Ellie and her family have to start over after losing everything — including their home — in a financial crash. As her family struggles with an accident that left her father in a coma, she journeys to the top of Echo Mountain seeking healing secrets from a mysterious woman known only as “the hag.”
The List of Things That Will Not Change
Bea is so excited that her new start will include a new sister, Sonia, when their dads get married. And although they’ve never met, already they have a lot in common: they are both 10, they both have divorced parents, and they both have gay dads. As the wedding day approaches, Bea discovers that making a new family involves surprises, questions, and joy.
Girl Almighty and Small and Mighty

If you want to record the journey that unfolds from your new start, consider picking up one of Nicole Larue’s guided journals. Girl Almighty: An Interactive Journal for Being a Mighty Activist of the World & Other Utterly Respectable Pursuits includes inspiration for learning about other activists, lists of ways you can be brave and what you are excited about each day, space for designing feminist T-shirt logos, and more. Small and Mighty: An Activist’s Guide for Finding Your Voice gives you space to explore what you believe, thoughtful “would you rather?” games, inspiring scavenger hunts, and more.
More New Beginnings Books for Girls
In Bad Best Friend by Rachel Vail, Niki’s best friend Ava abandoning her ends up being a new beginning as she finds out who she is without Ava.
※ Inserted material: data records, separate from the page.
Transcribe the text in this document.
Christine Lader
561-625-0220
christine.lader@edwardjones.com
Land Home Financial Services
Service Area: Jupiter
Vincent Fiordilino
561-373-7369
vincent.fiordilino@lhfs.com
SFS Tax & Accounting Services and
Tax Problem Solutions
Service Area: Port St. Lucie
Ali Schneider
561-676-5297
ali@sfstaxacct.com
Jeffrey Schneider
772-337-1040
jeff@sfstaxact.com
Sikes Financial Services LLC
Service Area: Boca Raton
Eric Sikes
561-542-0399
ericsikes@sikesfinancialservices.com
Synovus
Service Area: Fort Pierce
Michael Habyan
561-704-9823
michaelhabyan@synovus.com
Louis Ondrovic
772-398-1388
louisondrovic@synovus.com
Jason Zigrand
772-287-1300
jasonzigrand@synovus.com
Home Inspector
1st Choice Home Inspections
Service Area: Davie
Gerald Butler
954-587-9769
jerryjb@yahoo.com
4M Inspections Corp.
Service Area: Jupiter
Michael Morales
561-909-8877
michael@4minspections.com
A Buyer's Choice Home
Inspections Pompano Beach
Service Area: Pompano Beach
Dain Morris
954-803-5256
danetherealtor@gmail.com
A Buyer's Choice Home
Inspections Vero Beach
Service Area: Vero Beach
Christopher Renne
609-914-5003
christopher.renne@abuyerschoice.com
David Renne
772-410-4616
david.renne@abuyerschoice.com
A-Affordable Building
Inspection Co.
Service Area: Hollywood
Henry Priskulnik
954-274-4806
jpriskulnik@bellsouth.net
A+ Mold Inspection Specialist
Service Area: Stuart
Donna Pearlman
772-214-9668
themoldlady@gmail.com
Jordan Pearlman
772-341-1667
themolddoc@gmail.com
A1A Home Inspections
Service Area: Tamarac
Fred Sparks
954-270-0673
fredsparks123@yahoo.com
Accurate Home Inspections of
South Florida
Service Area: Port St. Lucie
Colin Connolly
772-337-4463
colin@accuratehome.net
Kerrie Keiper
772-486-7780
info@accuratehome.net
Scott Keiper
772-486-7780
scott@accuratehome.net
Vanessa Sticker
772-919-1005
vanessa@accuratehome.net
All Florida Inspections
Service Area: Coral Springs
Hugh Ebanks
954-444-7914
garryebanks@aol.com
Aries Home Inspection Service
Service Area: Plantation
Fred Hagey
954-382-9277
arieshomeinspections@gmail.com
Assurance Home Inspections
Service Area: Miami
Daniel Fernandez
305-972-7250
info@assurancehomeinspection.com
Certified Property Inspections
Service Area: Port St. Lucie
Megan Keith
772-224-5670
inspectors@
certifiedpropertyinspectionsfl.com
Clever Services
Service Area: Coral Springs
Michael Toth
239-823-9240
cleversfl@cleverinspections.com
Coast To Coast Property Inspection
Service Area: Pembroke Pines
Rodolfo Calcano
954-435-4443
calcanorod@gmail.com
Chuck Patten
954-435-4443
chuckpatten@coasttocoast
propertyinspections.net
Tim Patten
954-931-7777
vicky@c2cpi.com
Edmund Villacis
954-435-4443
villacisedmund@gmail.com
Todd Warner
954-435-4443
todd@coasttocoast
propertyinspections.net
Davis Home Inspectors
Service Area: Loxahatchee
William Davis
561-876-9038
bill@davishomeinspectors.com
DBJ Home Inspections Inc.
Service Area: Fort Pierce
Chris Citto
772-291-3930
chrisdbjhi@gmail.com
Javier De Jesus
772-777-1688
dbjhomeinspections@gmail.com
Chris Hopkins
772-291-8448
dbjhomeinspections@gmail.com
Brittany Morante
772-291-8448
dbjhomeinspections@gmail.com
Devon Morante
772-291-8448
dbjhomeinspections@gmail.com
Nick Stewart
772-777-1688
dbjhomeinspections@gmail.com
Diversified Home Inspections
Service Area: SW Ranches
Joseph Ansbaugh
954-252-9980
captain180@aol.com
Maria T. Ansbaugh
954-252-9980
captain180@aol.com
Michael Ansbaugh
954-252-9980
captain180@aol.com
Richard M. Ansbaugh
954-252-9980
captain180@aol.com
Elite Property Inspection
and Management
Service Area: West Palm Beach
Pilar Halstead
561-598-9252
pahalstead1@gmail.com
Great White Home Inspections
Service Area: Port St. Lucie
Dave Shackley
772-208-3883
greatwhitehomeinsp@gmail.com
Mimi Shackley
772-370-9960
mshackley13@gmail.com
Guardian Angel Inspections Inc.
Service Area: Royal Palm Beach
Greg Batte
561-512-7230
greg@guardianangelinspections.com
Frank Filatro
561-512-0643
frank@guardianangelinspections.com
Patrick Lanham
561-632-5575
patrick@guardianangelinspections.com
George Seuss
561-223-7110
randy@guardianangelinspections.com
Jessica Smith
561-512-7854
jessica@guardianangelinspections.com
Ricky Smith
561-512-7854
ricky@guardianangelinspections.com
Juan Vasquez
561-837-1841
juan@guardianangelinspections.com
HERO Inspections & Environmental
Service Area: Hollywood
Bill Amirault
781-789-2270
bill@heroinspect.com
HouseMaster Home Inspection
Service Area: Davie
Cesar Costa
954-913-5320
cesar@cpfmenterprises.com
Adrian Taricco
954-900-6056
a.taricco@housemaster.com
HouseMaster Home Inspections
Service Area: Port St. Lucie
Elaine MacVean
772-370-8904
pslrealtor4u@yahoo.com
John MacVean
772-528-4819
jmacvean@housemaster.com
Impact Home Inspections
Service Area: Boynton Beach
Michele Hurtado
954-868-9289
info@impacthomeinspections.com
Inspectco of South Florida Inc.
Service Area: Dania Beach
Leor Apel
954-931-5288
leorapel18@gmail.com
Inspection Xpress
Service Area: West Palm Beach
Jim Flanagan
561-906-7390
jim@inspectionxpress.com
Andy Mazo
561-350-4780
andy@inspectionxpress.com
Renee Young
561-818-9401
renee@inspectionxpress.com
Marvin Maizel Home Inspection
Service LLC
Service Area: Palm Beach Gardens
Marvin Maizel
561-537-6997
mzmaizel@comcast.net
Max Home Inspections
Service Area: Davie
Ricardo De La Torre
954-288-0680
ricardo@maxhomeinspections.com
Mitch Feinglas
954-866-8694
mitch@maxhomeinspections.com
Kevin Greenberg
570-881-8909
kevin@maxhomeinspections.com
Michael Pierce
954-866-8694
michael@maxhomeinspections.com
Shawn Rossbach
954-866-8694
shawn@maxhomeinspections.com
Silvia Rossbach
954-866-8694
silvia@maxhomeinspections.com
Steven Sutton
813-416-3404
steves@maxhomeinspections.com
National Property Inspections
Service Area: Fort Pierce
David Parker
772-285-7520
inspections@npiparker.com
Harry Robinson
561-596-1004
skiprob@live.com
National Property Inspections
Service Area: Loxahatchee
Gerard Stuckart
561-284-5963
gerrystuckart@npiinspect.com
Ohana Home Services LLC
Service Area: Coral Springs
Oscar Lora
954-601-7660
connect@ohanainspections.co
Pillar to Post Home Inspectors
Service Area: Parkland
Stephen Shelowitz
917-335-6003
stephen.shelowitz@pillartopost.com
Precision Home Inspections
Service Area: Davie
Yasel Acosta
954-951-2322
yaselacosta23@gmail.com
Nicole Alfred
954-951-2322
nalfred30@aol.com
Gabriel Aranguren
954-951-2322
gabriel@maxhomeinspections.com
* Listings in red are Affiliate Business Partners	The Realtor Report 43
Twelve-year-old Belle finds her new start more difficult than expected when her family loses their family farm in Iowa and moves to Colorado to accept the government’s 1910 offer of 320 acres of homesteading land in Hardscrabble by Sandra Dallas.
Five orphans want nothing more than to find loving families, until a corrupt sea captain tries to make them his minions and Milou decides to plan an escape for her and her friends in The Unadoptables by Hana Tooke.
In Raising Lumie by Joan Bauer, Olive is ready to raise a guide dog after her family’s move to a new town … but will she be able to say goodbye after her dog is trained?
New-in-town Kammie Summers falls into a well during a cruel club initiation, where her time alone forces her to explore her memories and the awful reasons her family had to move in the first place in The Girl in the Well is Me by Karen Rivers.